Price Of Love

Entry by: writerSZGWAJNHNH

17th February 2017
Price of Love.

I’m wearing my orange uniform. Some would say that orange is an unusual colour for a uniform, however, when you are in a maximum security prison it is perfectly acceptable.

I have struggled most of my adult life with depression and anxiety. When I was thirty I became suicidal, my partner left me without an explanation. I came home to find her belongings gone and a note saying ‘Sorry’. The doctor said that I needed to go into hospital to recover. They put me in the nutters wing. I was surrounded by zombies. I didn’t care too much as I had free meals, clean clothes and I could paint every day. I believe that painting saved me. While I was in the nutter house I met Sally. I still remember the first time I saw her, she was sat at the window looking out over the city. I went over to speak to her, she was drawing the landscape, it was as beautiful as she was.

Sally was different to most of the people I had met in life. She was intelligent, funny and caring. She took an interest in me and made me feel important. Sally and I were from different lives. She would often mention how successful her husband’s business was and how they often took fancy holidays, attended posh dos. I had no family to talk about and certainly didn’t have the luxury lifestyle that Sally talked about.

After we were released Sally and I were inseparable. Sally introduced me to her husband Chris and their three teenage children, I felt part of a family and for the first time I felt accepted. To the outside world we were the best of friends, to each other we were so much more. We would hold hands under the table, sneak a cheeky kiss when no one was watching. The love we felt was passionate, strong, raw and alive.

Amongst the happy times there were some difficult nights, Sally would spend hours crying as Chris would tell her how he had spent the weekend away with different women and gambling. She told me how Chris had hit her, punishing her following an argument about his affairs. This was a common occurrence. We would lay together and I would soothe her bruises with my hand, her body would gently relax in my arms. I would smile my purpose in life was to care for Sally the best I could, her husband could give her luxury but I could give her love.

Sally came to me one Tuesday afternoon in June. I remember it so clearly as it was the hottest day of the summer. She said that things had become so bad at home and that she had thought about different ways she could escape. Sally was desperate I could see it in her eyes. She had reached a point that she could not cope anymore. She turned to ask me if I would kill him for her. I just wish she would have left Chris, I could have kept her safe. Maybe things would have been different. Perhaps not.

One night Sally arrived at my house with blood dripping from her nose, her eyes were swollen and bruised. I nodded, for the first time I agreed to kill Chris. I could no longer see the woman I loved in pain. We settled on a plan. We would lie to the police and say that the house was broken into. Sally would leave her gun at the back door, taking the gun I would creep into the house in the middle of the night and shoot Chris. I would then leave and Sally would dial 911 alerting the police to the crime.

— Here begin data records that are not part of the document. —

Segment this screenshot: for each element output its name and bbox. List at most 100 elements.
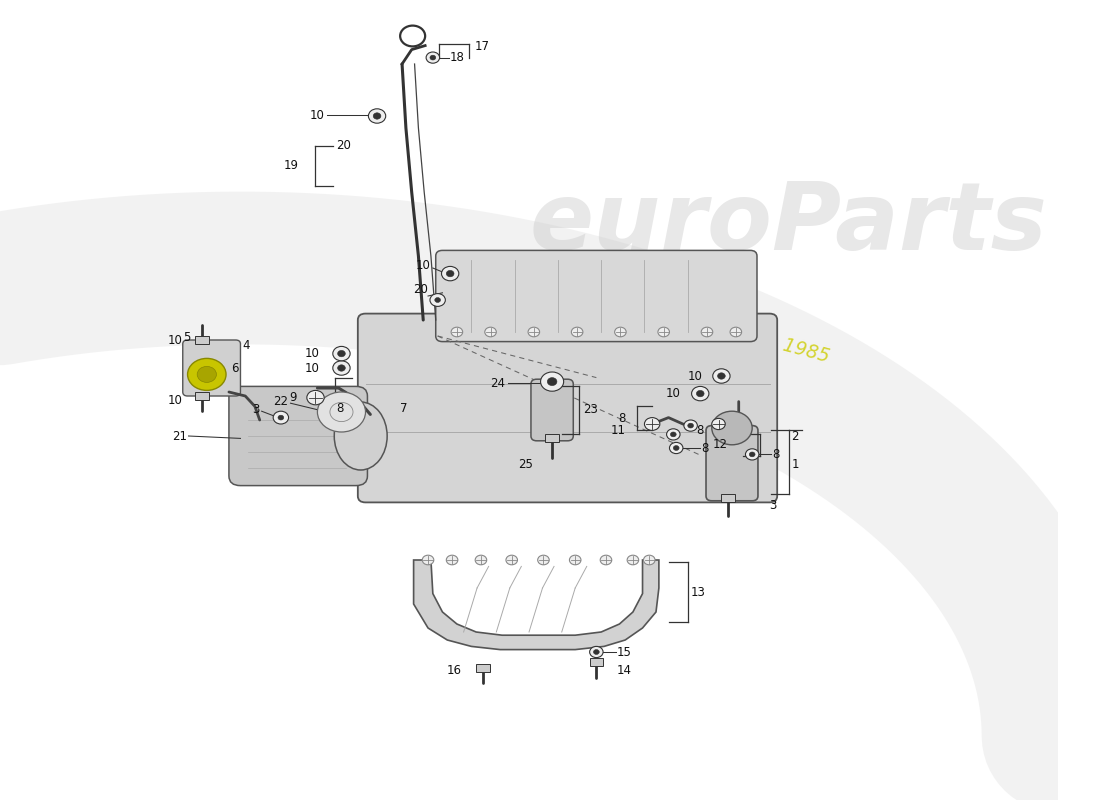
Circle shape (667, 429, 680, 440)
Text: euroParts: euroParts (530, 178, 1047, 270)
Text: 6: 6 (231, 362, 239, 374)
Text: 4: 4 (242, 339, 250, 352)
FancyBboxPatch shape (706, 426, 758, 501)
Text: 10: 10 (667, 387, 681, 400)
Text: 11: 11 (610, 424, 625, 437)
Text: 20: 20 (336, 139, 351, 152)
Text: 13: 13 (691, 586, 705, 598)
Circle shape (670, 442, 683, 454)
Circle shape (594, 650, 600, 654)
Ellipse shape (334, 402, 387, 470)
Text: 10: 10 (305, 347, 319, 360)
Text: 1: 1 (792, 458, 799, 470)
Circle shape (658, 327, 670, 337)
Circle shape (447, 555, 458, 565)
Text: 24: 24 (490, 377, 505, 390)
Text: 23: 23 (583, 403, 597, 416)
Text: 2: 2 (792, 430, 799, 442)
Circle shape (333, 361, 350, 375)
Circle shape (571, 327, 583, 337)
Text: 19: 19 (283, 159, 298, 172)
Circle shape (538, 555, 549, 565)
Text: 18: 18 (450, 51, 465, 64)
FancyBboxPatch shape (358, 314, 778, 502)
Circle shape (627, 555, 639, 565)
Circle shape (746, 449, 759, 460)
Text: 10: 10 (688, 370, 702, 382)
FancyBboxPatch shape (531, 379, 573, 441)
Circle shape (338, 365, 345, 371)
Circle shape (540, 372, 563, 391)
Text: 8: 8 (772, 448, 780, 461)
Circle shape (506, 555, 517, 565)
Circle shape (696, 390, 704, 397)
Circle shape (712, 411, 752, 445)
Circle shape (548, 378, 557, 386)
Circle shape (570, 555, 581, 565)
Text: 7: 7 (400, 402, 408, 414)
Circle shape (441, 266, 459, 281)
Bar (590, 658, 603, 666)
Circle shape (713, 369, 730, 383)
Text: 8: 8 (618, 412, 625, 425)
Text: 22: 22 (274, 395, 288, 408)
Text: 16: 16 (447, 664, 462, 677)
Text: 12: 12 (713, 438, 728, 451)
Text: 20: 20 (414, 283, 428, 296)
Circle shape (422, 555, 433, 565)
FancyBboxPatch shape (436, 250, 757, 342)
Circle shape (712, 418, 725, 430)
Circle shape (644, 555, 654, 565)
Text: 10: 10 (168, 394, 183, 406)
Circle shape (434, 298, 440, 302)
Circle shape (426, 52, 440, 63)
Text: 17: 17 (474, 40, 490, 53)
Text: a passion for parts since 1985: a passion for parts since 1985 (553, 274, 832, 366)
Text: 15: 15 (617, 646, 631, 658)
Text: 21: 21 (173, 430, 188, 442)
Polygon shape (414, 560, 659, 650)
Circle shape (430, 294, 446, 306)
Circle shape (373, 113, 381, 119)
Circle shape (447, 270, 454, 277)
Bar (196, 392, 209, 400)
Circle shape (188, 358, 226, 390)
Text: 10: 10 (168, 334, 183, 346)
Circle shape (197, 366, 217, 382)
Circle shape (701, 327, 713, 337)
Circle shape (692, 386, 708, 401)
Text: 5: 5 (183, 331, 190, 344)
Circle shape (430, 55, 436, 60)
Bar (546, 434, 559, 442)
Bar (476, 664, 490, 672)
Circle shape (333, 346, 350, 361)
Bar (722, 494, 735, 502)
Circle shape (684, 420, 697, 431)
Text: 14: 14 (617, 664, 631, 677)
Circle shape (749, 452, 755, 457)
Circle shape (590, 646, 603, 658)
Text: 3: 3 (770, 499, 777, 512)
Circle shape (475, 555, 486, 565)
Text: 9: 9 (289, 391, 296, 404)
Circle shape (730, 327, 741, 337)
Text: 8: 8 (696, 424, 704, 437)
FancyBboxPatch shape (229, 386, 367, 486)
Circle shape (318, 392, 365, 432)
Circle shape (338, 350, 345, 357)
Text: 10: 10 (305, 362, 319, 374)
Circle shape (717, 373, 725, 379)
Circle shape (273, 411, 288, 424)
Circle shape (601, 555, 612, 565)
Text: 8: 8 (701, 442, 708, 454)
Text: 10: 10 (416, 259, 431, 272)
Circle shape (451, 327, 463, 337)
Circle shape (485, 327, 496, 337)
Circle shape (368, 109, 386, 123)
Bar (196, 336, 209, 344)
Circle shape (673, 446, 679, 450)
Circle shape (615, 327, 626, 337)
Text: 8: 8 (337, 402, 344, 414)
FancyBboxPatch shape (183, 340, 241, 396)
Circle shape (307, 390, 324, 405)
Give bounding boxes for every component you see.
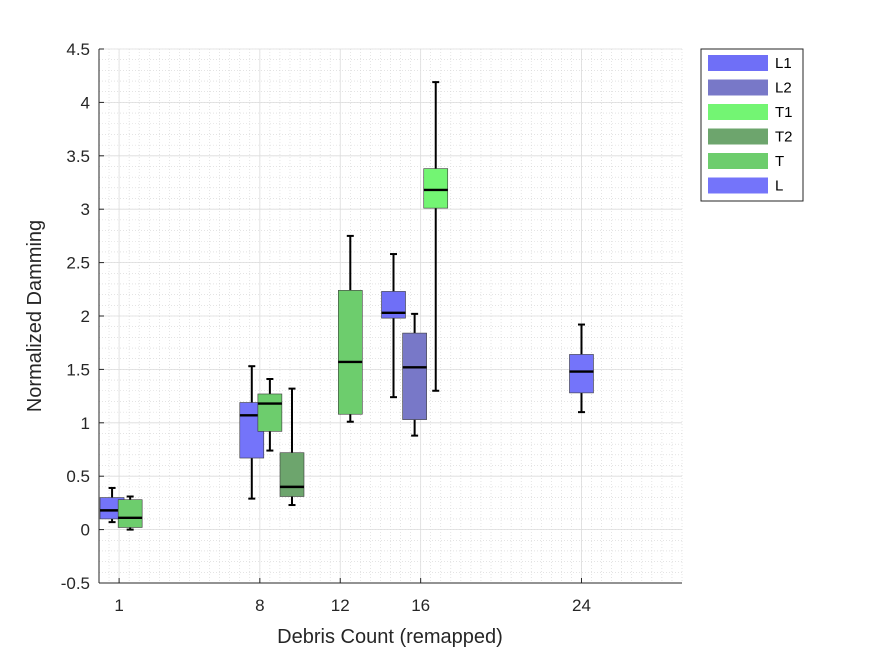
box-iqr: [257, 393, 283, 432]
box-iqr: [423, 168, 449, 209]
legend-item-L: L: [708, 177, 783, 195]
box-T: [337, 234, 363, 423]
legend-label: T2: [775, 129, 793, 146]
y-tick-label: 1: [81, 414, 90, 433]
x-tick-label: 16: [411, 596, 430, 615]
y-tick-label: 1.5: [66, 360, 90, 379]
legend-label: T1: [775, 104, 793, 121]
legend-item-T2: T2: [708, 128, 793, 146]
y-tick-label: 0.5: [66, 467, 90, 486]
box-T: [257, 378, 283, 452]
legend-item-L2: L2: [708, 79, 792, 97]
legend-swatch: [708, 55, 768, 71]
box-L2: [402, 312, 427, 437]
box-iqr: [402, 332, 427, 420]
x-tick-labels: 1 8 12 16 24: [114, 596, 591, 615]
box-T2: [279, 387, 305, 507]
y-axis-label: Normalized Damming: [24, 220, 46, 412]
legend-swatch: [708, 153, 768, 169]
box-iqr: [117, 499, 143, 528]
legend-item-T1: T1: [708, 104, 793, 121]
box-iqr: [569, 354, 594, 394]
x-axis-label: Debris Count (remapped): [277, 626, 503, 648]
legend-swatch: [708, 79, 768, 96]
boxes: [99, 81, 594, 531]
box-iqr: [337, 290, 363, 415]
y-tick-label: 4: [81, 93, 90, 112]
legend-label: L: [775, 178, 783, 195]
legend-swatch: [708, 177, 768, 194]
box-L1: [381, 253, 406, 399]
y-tick-labels: -0.5 0 0.5 1 1.5 2 2.5 3 3.5 4 4.5: [61, 40, 90, 593]
legend-label: L1: [775, 55, 792, 72]
y-tick-label: 0: [81, 521, 90, 540]
box-iqr: [381, 291, 406, 319]
legend-item-T: T: [708, 153, 784, 170]
axes: [98, 48, 682, 584]
x-tick-label: 8: [255, 596, 264, 615]
major-grid: [99, 48, 682, 584]
y-tick-label: 2.5: [66, 254, 90, 273]
y-tick-label: 3: [81, 200, 90, 219]
y-tick-label: 3.5: [66, 147, 90, 166]
legend-box: [700, 48, 804, 202]
y-tick-label: -0.5: [61, 574, 90, 593]
y-tick-label: 2: [81, 307, 90, 326]
legend-swatch: [708, 128, 768, 145]
box-T: [117, 495, 143, 531]
box-T1: [423, 81, 449, 392]
x-tick-label: 1: [114, 596, 123, 615]
legend-label: T: [775, 153, 784, 170]
box-L: [569, 323, 594, 414]
legend-label: L2: [775, 80, 792, 97]
legend-item-L1: L1: [708, 55, 792, 72]
x-tick-label: 12: [331, 596, 350, 615]
legend: L1 L2 T1 T2 TL: [700, 48, 804, 202]
legend-swatch: [708, 104, 768, 120]
box-iqr: [279, 452, 305, 497]
x-tick-label: 24: [572, 596, 591, 615]
y-tick-label: 4.5: [66, 40, 90, 59]
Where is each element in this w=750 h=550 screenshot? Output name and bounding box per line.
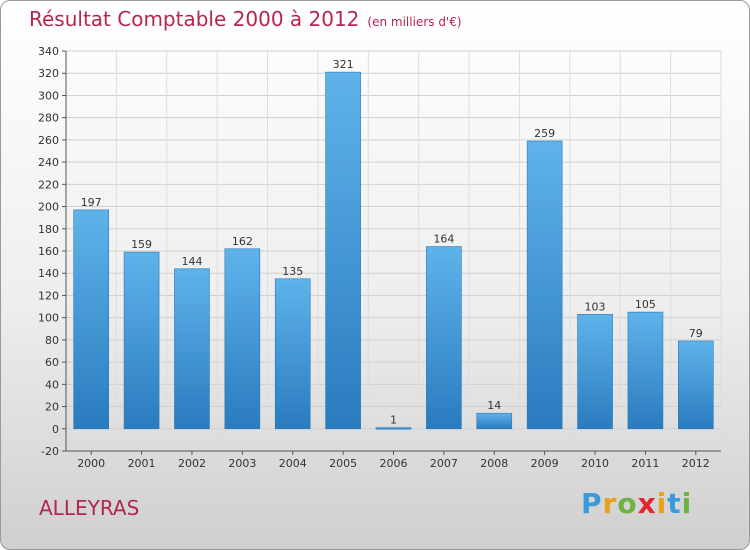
bar-value-label: 197 (81, 196, 102, 209)
proxiti-logo[interactable]: Proxiti (581, 487, 692, 520)
y-tick-label: 20 (45, 401, 59, 414)
y-tick-label: 240 (38, 156, 59, 169)
commune-name: ALLEYRAS (39, 496, 140, 520)
x-tick-label: 2001 (128, 457, 156, 470)
bar (476, 412, 513, 430)
bar-value-label: 79 (689, 327, 703, 340)
x-tick-label: 2012 (682, 457, 710, 470)
y-tick-label: 300 (38, 89, 59, 102)
bar-value-label: 14 (487, 399, 501, 412)
bar (123, 251, 160, 430)
y-tick-label: 180 (38, 223, 59, 236)
logo-letter: P (581, 487, 603, 520)
bar-value-label: 135 (282, 265, 303, 278)
chart-subtitle: (en milliers d'€) (367, 15, 462, 29)
x-tick-label: 2002 (178, 457, 206, 470)
bar (526, 140, 563, 430)
logo-letter: t (667, 487, 682, 520)
y-tick-label: 200 (38, 201, 59, 214)
bar-value-label: 164 (433, 233, 454, 246)
x-tick-label: 2003 (228, 457, 256, 470)
y-tick-label: 0 (52, 423, 59, 436)
chart-title-text: Résultat Comptable 2000 à 2012 (29, 7, 360, 31)
y-tick-label: 260 (38, 134, 59, 147)
y-tick-label: 160 (38, 245, 59, 258)
y-tick-label: 320 (38, 67, 59, 80)
bar (325, 71, 361, 430)
bar-value-label: 105 (635, 298, 656, 311)
bar-value-label: 259 (534, 127, 555, 140)
y-tick-label: 60 (45, 356, 59, 369)
logo-letter: o (617, 487, 638, 520)
x-tick-label: 2010 (581, 457, 609, 470)
bar (274, 278, 311, 430)
y-tick-label: 340 (38, 45, 59, 58)
bar-value-label: 162 (232, 235, 253, 248)
bar-value-label: 321 (333, 58, 354, 71)
chart-title: Résultat Comptable 2000 à 2012 (en millie… (29, 7, 462, 31)
y-tick-label: 40 (45, 378, 59, 391)
y-tick-label: 140 (38, 267, 59, 280)
bar-value-label: 1 (390, 414, 397, 427)
x-tick-label: 2008 (480, 457, 508, 470)
bar (627, 311, 664, 430)
y-tick-label: 220 (38, 178, 59, 191)
bar (678, 340, 714, 430)
x-tick-label: 2004 (279, 457, 307, 470)
x-tick-label: 2007 (430, 457, 458, 470)
bar-value-label: 103 (585, 300, 606, 313)
bar (375, 427, 412, 430)
y-tick-label: 120 (38, 289, 59, 302)
logo-letter: i (681, 487, 693, 520)
bar-value-label: 144 (181, 255, 202, 268)
x-tick-label: 2000 (77, 457, 105, 470)
logo-letter: i (656, 487, 668, 520)
bar (426, 246, 462, 430)
y-tick-label: 100 (38, 312, 59, 325)
x-tick-label: 2006 (380, 457, 408, 470)
y-tick-label: -20 (41, 445, 59, 458)
bar (73, 209, 109, 430)
logo-letter: r (602, 487, 618, 520)
bar (577, 314, 613, 430)
bar (224, 248, 261, 430)
y-tick-label: 80 (45, 334, 59, 347)
bar-value-label: 159 (131, 238, 152, 251)
x-tick-label: 2011 (631, 457, 659, 470)
x-tick-label: 2009 (531, 457, 559, 470)
y-tick-label: 280 (38, 112, 59, 125)
bar (174, 268, 210, 430)
logo-letter: x (637, 487, 657, 520)
x-tick-label: 2005 (329, 457, 357, 470)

The investigation into Chris’ death dragged out. The detectives grew suspicious and with endless questions. They pieced the truth together and within three months we were before the judge. I was found guilty of first degree murder and was sentenced to ten years in a female maximum security prison and would then serve a further twelve years on parole. Sally was also found guilty of first degree murder and was given 30 years in prison. The prosecution challenged Sally’s defence. They claimed that she had lied about being abused by her husband and she had brainwashed me into thinking that there was no other way out of her desperate situation other than to take Chris’ life. The judge described Sally as the mastermind behind the plan, the manipulator who had treated those closest to her with evil intentions for her selfish desires of being the sole beneficiary of Chris’ wealth.

From my prison cell I wrote to Sally, my best friend, my lover, my soul mate. I wanted to believe that everything that was said in court was a lie. That our time together was real, that she hadn’t meant for me to pay the price for Chris’ death.

I never received a reply from Sally.

*

Ten years on and I am spending my last 24 hours behind bars. I am painting my favourite picture and that is of Sally’s face. I understand that she lied to me, that her loving words meant nothing but my feelings were and still are real. The price I paid that night was my life. Without Sally, I have nothing. The friends I had are gone. The life I had built, destroyed. I have no anger towards her just love. I don’t want to spend the rest of my life without her, my heart is heavy. This place has provided me with security and without that I don’t know who I am. I will leave tomorrow but they will take me out in a box. I stand and slip my neck through the noose I wrestle with myself while looking at Sally’s picture and then all goes black. I am finally at peace.